PROCESSUAL CIVIL. TRIBUTÁRIO. RECURSO ESPECIAL. EMPRÉSTIMO
COMPULSÓRIO SOBRE O CONSUMO DE ENERGIA ELÉTRICA. RESGATE DE
OBRIGAÇÕES AO PORTADOR, SITUAÇÃO QUE NÃO SE CONFUNDE COM AS
HIPÓTESES EM QUE SE PLEITEIA APENAS AS DIFERENÇAS DE CORREÇÃO
MONETÁRIA E JUROS. PRESCRIÇÃO QÜINQÜENAL, A CONTAR DA DATA APRAZADA
PARA RESGATE.
1. O empréstimo compulsório sobre o consumo de energia elétrica foi
instituído pela Lei 4.156/62, para vigorar a partir de 1964,
prevendo, inicialmente, um prazo de resgate de dez anos, a contar da
tomada compulsória das obrigações.
2. A cobrança da exação em tela foi prorrogada sucessivamente até o
ano de 1993, inclusive, estabelecendo-se, no entanto, a partir de 1º
de janeiro de 1967, um prazo de resgate de vinte anos, nos termos do
parágrafo único do art. 2º da Lei 5.073/66.
3. Na sistemática prevista no § 2º do art. 4º da Lei 4.156/62, o
consumidor apresentava as suas contas relativas ao consumo de
energia elétrica, onde também eram discriminados os valores cobrados
a título de empréstimo compulsório, e recebia os títulos
correspondentes ao valor das obrigações.
4. Em obediência ao referido preceito legal, a Eletrobrás emitiu —
de 1965 a 1977 — diversos títulos ao portador, representativos do
crédito referente ao empréstimo compulsório.
5. Ocorre, no entanto, que a Lei 4.156/62 (art. 4º, § 11)

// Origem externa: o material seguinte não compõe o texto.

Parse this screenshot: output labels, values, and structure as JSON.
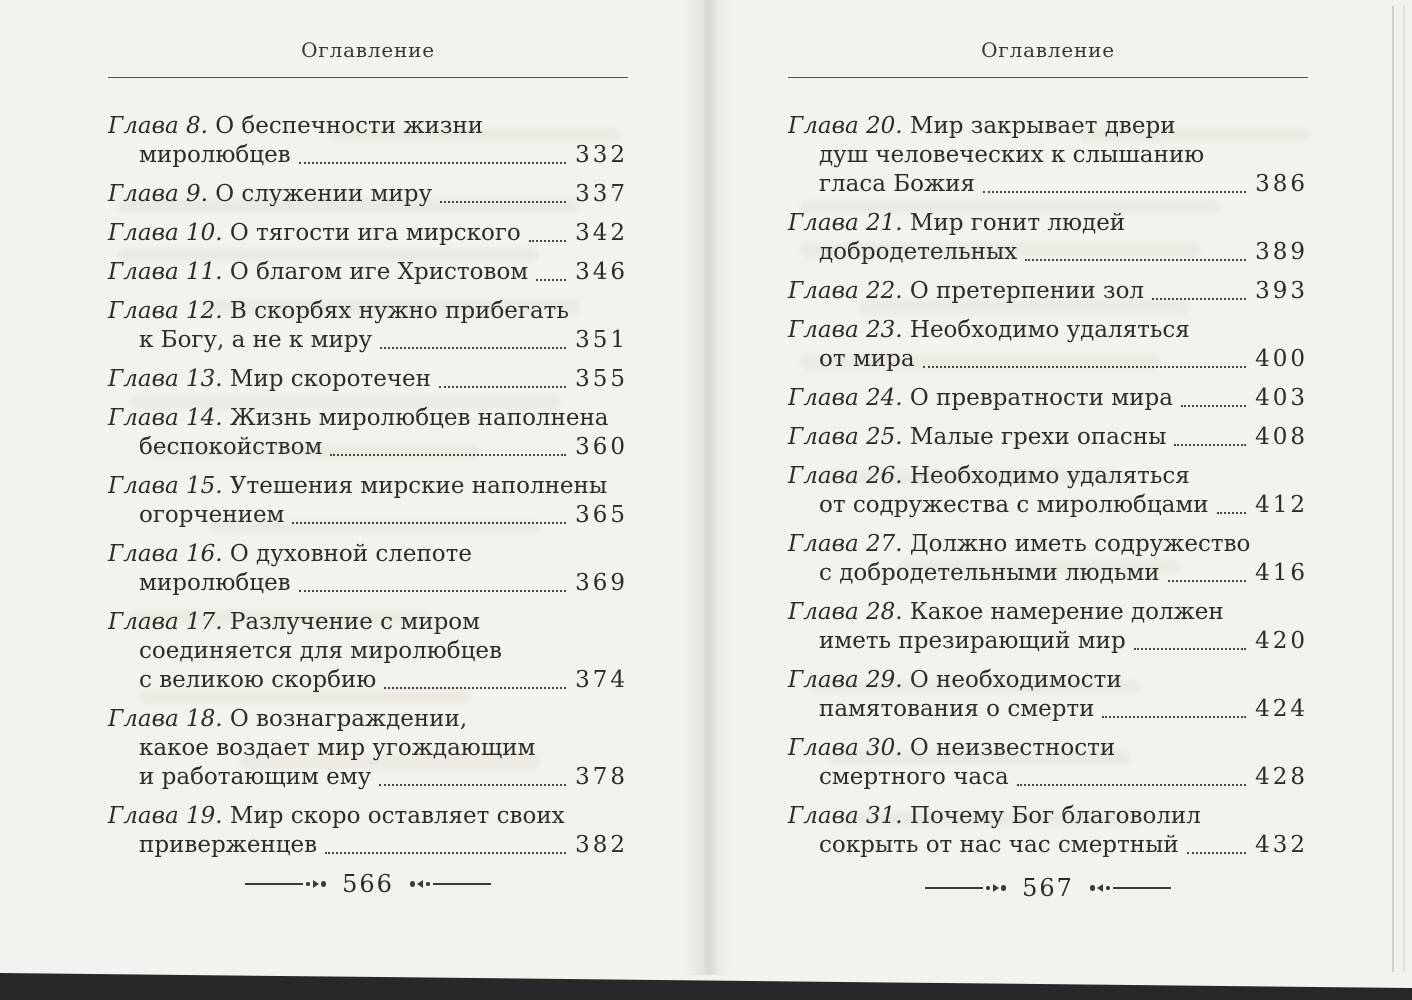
{
  "scan": {
    "paper_color": "#f4f2ee",
    "text_color": "#2e2b28",
    "edge_band_color": "#29272a"
  },
  "icons": {
    "folio_ornament_left": "long-dash-dot-arrowhead-right-dot",
    "folio_ornament_right": "dot-arrowhead-left-dot-long-dash"
  },
  "left_page": {
    "header": "Оглавление",
    "folio": "566",
    "entries": [
      {
        "chapter": "Глава 8.",
        "first": "О беспечности жизни",
        "cont": [
          "миролюбцев"
        ],
        "page": "332"
      },
      {
        "chapter": "Глава 9.",
        "first": "О служении миру",
        "cont": [],
        "page": "337"
      },
      {
        "chapter": "Глава 10.",
        "first": "О тягости ига мирского",
        "cont": [],
        "page": "342"
      },
      {
        "chapter": "Глава 11.",
        "first": "О благом иге Христовом",
        "cont": [],
        "page": "346"
      },
      {
        "chapter": "Глава 12.",
        "first": "В скорбях нужно прибегать",
        "cont": [
          "к Богу, а не к миру"
        ],
        "page": "351"
      },
      {
        "chapter": "Глава 13.",
        "first": "Мир скоротечен",
        "cont": [],
        "page": "355"
      },
      {
        "chapter": "Глава 14.",
        "first": "Жизнь миролюбцев наполнена",
        "cont": [
          "беспокойством"
        ],
        "page": "360"
      },
      {
        "chapter": "Глава 15.",
        "first": "Утешения мирские наполнены",
        "cont": [
          "огорчением"
        ],
        "page": "365"
      },
      {
        "chapter": "Глава 16.",
        "first": "О духовной слепоте",
        "cont": [
          "миролюбцев"
        ],
        "page": "369"
      },
      {
        "chapter": "Глава 17.",
        "first": "Разлучение с миром",
        "cont": [
          "соединяется для миролюбцев",
          "с великою скорбию"
        ],
        "page": "374"
      },
      {
        "chapter": "Глава 18.",
        "first": "О вознаграждении,",
        "cont": [
          "какое воздает мир угождающим",
          "и работающим ему"
        ],
        "page": "378"
      },
      {
        "chapter": "Глава 19.",
        "first": "Мир скоро оставляет своих",
        "cont": [
          "приверженцев"
        ],
        "page": "382"
      }
    ]
  },
  "right_page": {
    "header": "Оглавление",
    "folio": "567",
    "entries": [
      {
        "chapter": "Глава 20.",
        "first": "Мир закрывает двери",
        "cont": [
          "душ человеческих к слышанию",
          "гласа Божия"
        ],
        "page": "386"
      },
      {
        "chapter": "Глава 21.",
        "first": "Мир гонит людей",
        "cont": [
          "добродетельных"
        ],
        "page": "389"
      },
      {
        "chapter": "Глава 22.",
        "first": "О претерпении зол",
        "cont": [],
        "page": "393"
      },
      {
        "chapter": "Глава 23.",
        "first": "Необходимо удаляться",
        "cont": [
          "от мира"
        ],
        "page": "400"
      },
      {
        "chapter": "Глава 24.",
        "first": "О превратности мира",
        "cont": [],
        "page": "403"
      },
      {
        "chapter": "Глава 25.",
        "first": "Малые грехи опасны",
        "cont": [],
        "page": "408"
      },
      {
        "chapter": "Глава 26.",
        "first": "Необходимо удаляться",
        "cont": [
          "от содружества с миролюбцами"
        ],
        "page": "412"
      },
      {
        "chapter": "Глава 27.",
        "first": "Должно иметь содружество",
        "cont": [
          "с добродетельными людьми"
        ],
        "page": "416"
      },
      {
        "chapter": "Глава 28.",
        "first": "Какое намерение должен",
        "cont": [
          "иметь презирающий мир"
        ],
        "page": "420"
      },
      {
        "chapter": "Глава 29.",
        "first": "О необходимости",
        "cont": [
          "памятования о смерти"
        ],
        "page": "424"
      },
      {
        "chapter": "Глава 30.",
        "first": "О неизвестности",
        "cont": [
          "смертного часа"
        ],
        "page": "428"
      },
      {
        "chapter": "Глава 31.",
        "first": "Почему Бог благоволил",
        "cont": [
          "сокрыть от нас час смертный"
        ],
        "page": "432"
      }
    ]
  }
}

estabeleceu o prazo máximo de cinco anos para o consumidor de
energia elétrica apresentar os originais de suas contas, devidamente
quitadas, à ELETROBRÁS, para receber as obrigações relativas ao
empréstimo compulsório, prazo este que também se aplicaria, contado
da data do sorteio ou do vencimento das obrigações, para o seu
resgate em dinheiro.
6. Considerando, desse modo, que os últimos títulos foram emitidos
em 1977, com previsão de resgate em vinte anos, é possível concluir
que, a partir de 1997, o direito de ação já poderia ser exercitado,
visando ao resgate de tais obrigações.
7. Com efeito, o termo a quo para a contagem do prazo prescricional,
que, no caso, é qüinqüenal (art. 4º, § 11, da Lei 4.156/62), deve
ser definido a partir do pedido formulado na ação, observando-se o
princípio da actio nata.
8. Tem-se, assim, que a ação objetivando o resgate desses títulos,
na melhor das hipóteses, deveria ter sido ajuizada até o ano de
2002.
9. Ainda que se conteste o prazo definido no § 11 do art. 4º da Lei
4.156/62, a jurisprudência desta Corte já se firmou no sentido de
que o prazo de prescrição aplicável na hipótese é qüinqüenal, nos
termos do art. 1º do Decreto 20.910/32, não se aplicando os prazos
prescricionais definidos no Código Civil.
10. É, portanto, de cinco anos o prazo prescricional da ação em que
se busca o resgate de obrigações ao portador, representativas do
crédito referente ao empréstimo compulsório sobre o consumo de
energia elétrica, contados da data aprazada para resgate prevista no
próprio título, situação que não se confunde com as hipóteses em que
se pleiteia apenas as diferenças de correção monetária e juros.
11. Hipótese em que a prescrição da ação, ajuizada em 2002, é ainda
mais evidente, por se tratar de obrigações ao portador emitidas pela
ELETROBRÁS no ano de 1973.
12. Salienta-se, por fim, que as obrigações ao portador em comento
não se confundem com as debêntures, pois os títulos emitidos em
decorrência da instituição do empréstimo compulsório sobre o consumo
de energia elétrica, que se caracteriza como espécie tributária, são
sujeitos a regime jurídico próprio no que diz respeito à emissão,
incidência de juros, prazo de resgate e prescrição.
13. Recurso especial desprovido.

Tribunal STJ
Processo REsp 1007280 / SC RECURSO ESPECIAL 2007/0272826-6
Fonte DJe 29/10/2008
Tópicos processual civil, tributário, recurso especial.